I don't believe that their is one 'most important' piece of music, and a lot of great examples have been discussed. As mentioned, the Eroica symphony was very groundbreaking in its C# not really being "explained" until the final movement.

As much as I don't personally like it, the Symphonie Fantastique was quite groundbreaking for its time. The concept of this idee fixe representing The Beloved really did a lot for the recurrence of themes through entire pieces of music.

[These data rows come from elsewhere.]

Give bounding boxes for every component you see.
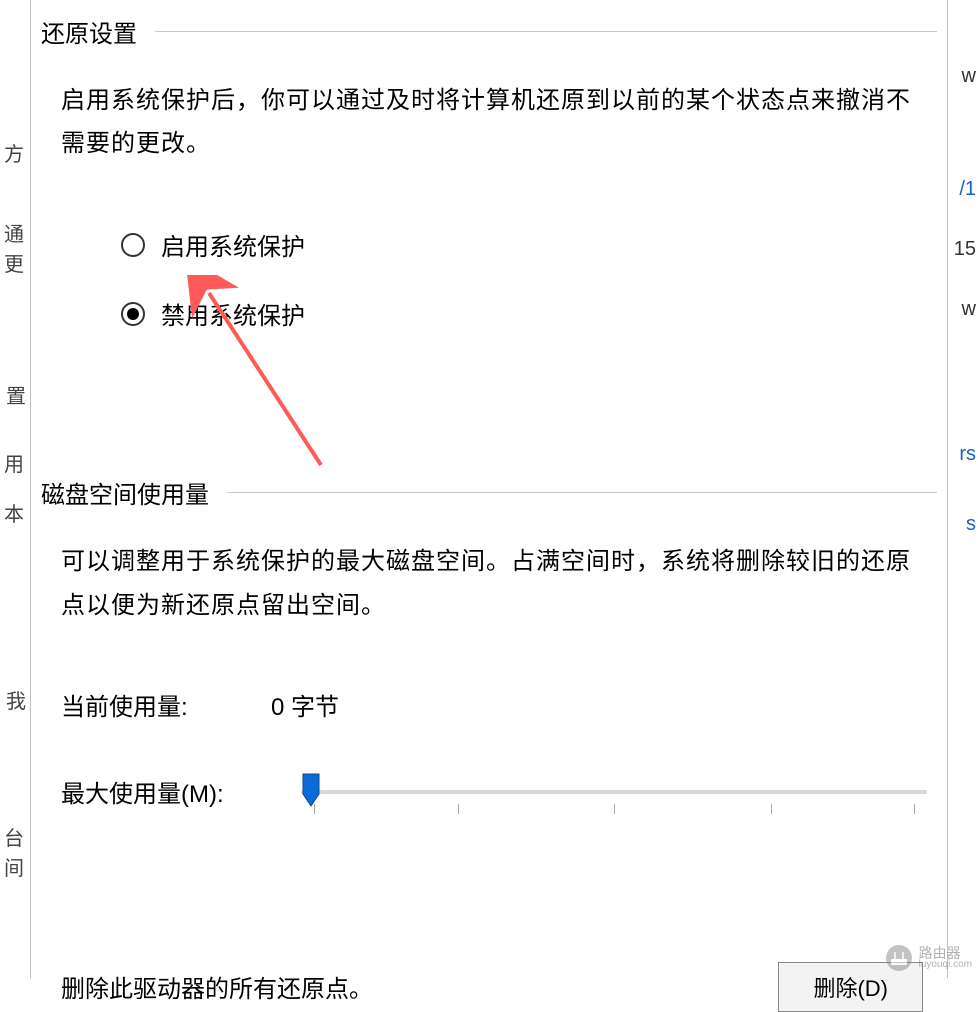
delete-description: 删除此驱动器的所有还原点。 (61, 969, 373, 1004)
protection-radio-group: 启用系统保护 禁用系统保护 (31, 175, 947, 375)
radio-enable-label: 启用系统保护 (161, 227, 305, 262)
max-usage-row: 最大使用量(M): (31, 772, 947, 812)
max-usage-label: 最大使用量(M): (61, 774, 271, 809)
watermark: 路由器 luyouqi.com (885, 944, 972, 972)
current-usage-label: 当前使用量: (61, 687, 271, 722)
watermark-brand: 路由器 (919, 946, 972, 960)
restore-title: 还原设置 (41, 14, 137, 49)
divider (155, 31, 937, 32)
radio-disable-label: 禁用系统保护 (161, 296, 305, 331)
current-usage-row: 当前使用量: 0 字节 (31, 687, 947, 722)
background-left-edge: 方 通 更 置 用 本 我 台 间 (0, 0, 30, 978)
disk-title: 磁盘空间使用量 (41, 475, 209, 510)
max-usage-slider[interactable] (301, 772, 927, 812)
radio-disable-protection[interactable]: 禁用系统保护 (121, 296, 947, 331)
background-right-edge: w /1 15 w rs s (948, 0, 978, 978)
slider-thumb[interactable] (301, 772, 321, 808)
router-icon (885, 944, 913, 972)
disk-section-header: 磁盘空间使用量 (31, 475, 947, 510)
radio-icon (121, 233, 145, 257)
disk-description: 可以调整用于系统保护的最大磁盘空间。占满空间时，系统将删除较旧的还原点以便为新还… (31, 510, 947, 636)
delete-row: 删除此驱动器的所有还原点。 删除(D) (31, 962, 947, 1012)
slider-track-line (301, 790, 927, 794)
radio-enable-protection[interactable]: 启用系统保护 (121, 227, 947, 262)
radio-icon (121, 302, 145, 326)
watermark-url: luyouqi.com (919, 960, 972, 970)
current-usage-value: 0 字节 (271, 687, 339, 722)
restore-description: 启用系统保护后，你可以通过及时将计算机还原到以前的某个状态点来撤消不需要的更改。 (31, 49, 947, 175)
system-protection-panel: 还原设置 启用系统保护后，你可以通过及时将计算机还原到以前的某个状态点来撤消不需… (30, 0, 948, 978)
restore-section-header: 还原设置 (31, 14, 947, 49)
divider (227, 492, 937, 493)
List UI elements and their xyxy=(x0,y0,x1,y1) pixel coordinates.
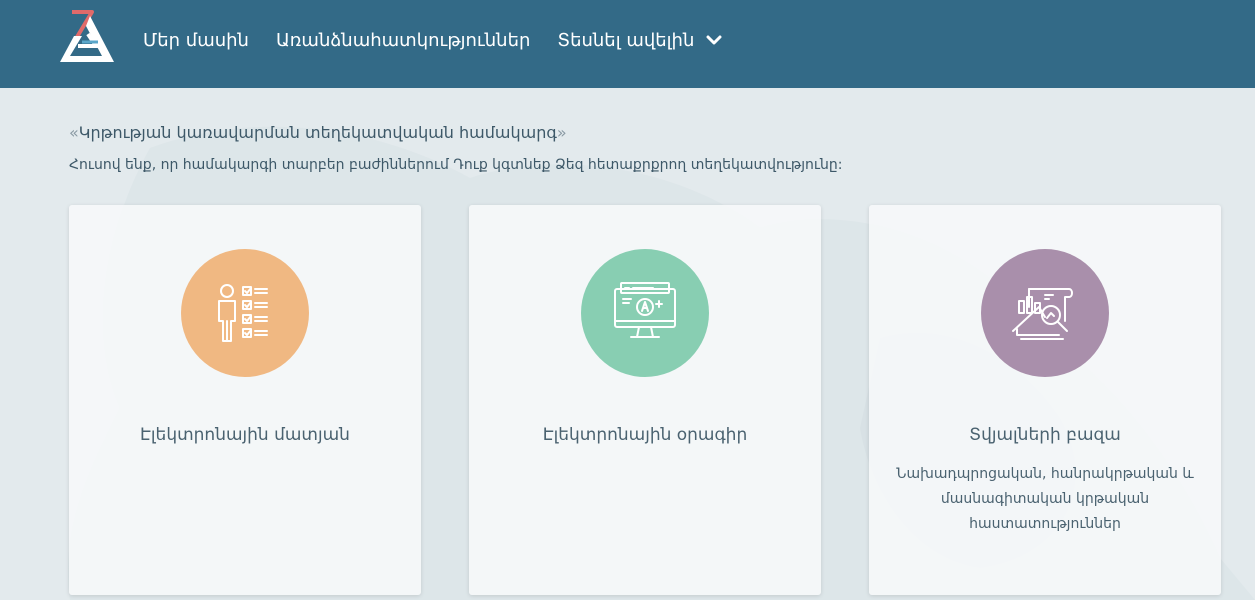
nav-features[interactable]: Առանձնահատկություններ xyxy=(276,30,530,51)
top-navbar: Մեր մասին Առանձնահատկություններ Տեսնել ա… xyxy=(0,0,1255,88)
intro-title-text: Կրթության կառավարման տեղեկատվական համակա… xyxy=(78,123,557,142)
card-electronic-diary[interactable]: Էլեկտրոնային օրագիր xyxy=(469,205,821,595)
main-content: «Կրթության կառավարման տեղեկատվական համակ… xyxy=(0,88,1255,600)
close-quote: » xyxy=(556,123,567,142)
nav-features-label: Առանձնահատկություններ xyxy=(275,29,531,51)
person-checklist-icon xyxy=(218,284,268,342)
open-quote: « xyxy=(69,123,79,142)
nav-see-more-label: Տեսնել ավելին xyxy=(557,29,695,51)
main-nav: Մեր մասին Առանձնահատկություններ Տեսնել ա… xyxy=(143,0,749,80)
intro-title: «Կրթության կառավարման տեղեկատվական համակ… xyxy=(69,123,567,142)
card-icon-circle xyxy=(981,249,1109,377)
card-title: Տվյալների բազա xyxy=(969,425,1121,445)
data-analysis-icon xyxy=(1012,288,1073,340)
card-description: Նախադպրոցական, հանրակրթական և մասնագիտակ… xyxy=(896,466,1194,532)
nav-about[interactable]: Մեր մասին xyxy=(143,30,249,51)
card-electronic-journal[interactable]: Էլեկտրոնային մատյան xyxy=(69,205,421,595)
card-icon-circle xyxy=(181,249,309,377)
card-title: Էլեկտրոնային մատյան xyxy=(140,425,350,445)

I think a lot of Carlo Gesualdo works as well could've been more influential if they had been given proper notice. I guess you can't trust a murderer.

Mystery

Please can people qualify their answers? I'm revising for Cambridge music exams at the moment and am very interested in this kind of thing, especially as we're doing both Monteverdi's Orfeo (as the first fully-fledged opera) and Tristan. I would definitely place both of these on this list.

sonic1

Important for what? To the audience (general listeners? more experienced listeners?) To composers? To instrumentalists? Important to whom?

Sorry to be nit-picky.

Bonehelm

Bach's Well tempered Klavier
Beethoven's 3rd, 5th, 9th symphonies
Mahler's 2nd, 9th symphonies
Stravinsky's Rite of spring
Wagner's Ring cycle
Handel's Messiah
Mozart's Requiem in D



BachQ

Franz Ignaz Biber's Missa Salisburgensis

bwv 1080

Some work by John Dunstable, perhaps  Missa Rex seculorum


karlhenning


BachQ


karlhenning


PerfectWagnerite

Quote from: D Minor on May 24, 2007, 11:50:10 AM
Berlioz Symphonie Fantastique

Probably just as influential as Beethoven's 9th. To this day it still pushes even the most virtuosic ensembles to the limit.

oyasumi

Quote from: Mystery on May 24, 2007, 11:08:13 AM
Please can people qualify their answers?

That's not how things work around here. The idea is to list as much as possible with no explanations at all. Now that's informative.